Who carried out the attack?

* Investigators have reconstructed a mangled head, apparently that of the bomber, found at the scene of the attack along with severed fingers. DNA tests are being done to see if they belong to the same person.

* Pakistan's Dawn News Television has broadcast grainy still pictures of what it said appeared to be two attackers.

One is a clean-cut young man wearing sunglasses, white shirt and dark waistcoat. Behind him stands a man with a white shawl over his head, who Dawn said was believed to be the bomber. Two photographs show the clean-cut man pointing a pistol at Bhutto.

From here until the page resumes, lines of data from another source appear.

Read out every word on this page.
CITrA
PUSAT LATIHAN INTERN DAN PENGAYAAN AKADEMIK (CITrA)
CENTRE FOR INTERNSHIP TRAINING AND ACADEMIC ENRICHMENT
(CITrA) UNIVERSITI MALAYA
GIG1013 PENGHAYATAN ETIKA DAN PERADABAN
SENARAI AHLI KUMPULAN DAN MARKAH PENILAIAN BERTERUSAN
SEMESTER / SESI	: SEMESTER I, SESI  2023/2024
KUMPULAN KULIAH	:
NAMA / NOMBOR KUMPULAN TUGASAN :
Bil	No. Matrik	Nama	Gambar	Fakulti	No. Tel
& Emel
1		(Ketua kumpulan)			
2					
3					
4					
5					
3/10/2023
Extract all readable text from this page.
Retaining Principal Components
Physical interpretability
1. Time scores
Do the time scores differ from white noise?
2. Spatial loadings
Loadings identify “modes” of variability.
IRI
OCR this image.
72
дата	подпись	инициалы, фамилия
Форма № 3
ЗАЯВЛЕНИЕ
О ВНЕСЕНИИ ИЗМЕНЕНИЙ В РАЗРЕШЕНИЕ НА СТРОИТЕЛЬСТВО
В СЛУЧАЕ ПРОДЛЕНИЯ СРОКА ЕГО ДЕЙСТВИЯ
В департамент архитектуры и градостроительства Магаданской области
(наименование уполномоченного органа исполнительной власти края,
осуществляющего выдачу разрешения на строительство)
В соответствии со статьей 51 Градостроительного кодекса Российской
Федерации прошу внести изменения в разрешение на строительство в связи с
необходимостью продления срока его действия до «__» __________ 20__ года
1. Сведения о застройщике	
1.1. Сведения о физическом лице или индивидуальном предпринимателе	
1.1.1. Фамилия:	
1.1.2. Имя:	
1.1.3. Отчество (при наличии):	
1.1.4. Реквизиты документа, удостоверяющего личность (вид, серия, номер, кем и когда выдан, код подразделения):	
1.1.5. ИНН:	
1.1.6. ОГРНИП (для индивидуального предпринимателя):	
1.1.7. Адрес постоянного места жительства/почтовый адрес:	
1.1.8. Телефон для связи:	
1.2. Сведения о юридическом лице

Officials have declined to say how many attackers they think were involved.


How did Bhutto die?

* The government says three shots were fired at Bhutto as she left an election rally in the city of Rawalpindi. But, citing a medical report, it says she was killed when a blast set off moments later by a suicide bomber smashed her head into a lever on the sunroof of her bullet-proof vehicle as she ducked down.

* The PPP says this is "ludicrous", and that she was killed by a bullet to the head.


Who is investigating?

* The government has ordered two separate investigations -- one by police and security services, and one by the judiciary.

* Bhutto's husband, Asif Ali Zardari, who was appointed co-chairman of her party on Sunday, said the party wanted the United Nations to investigate.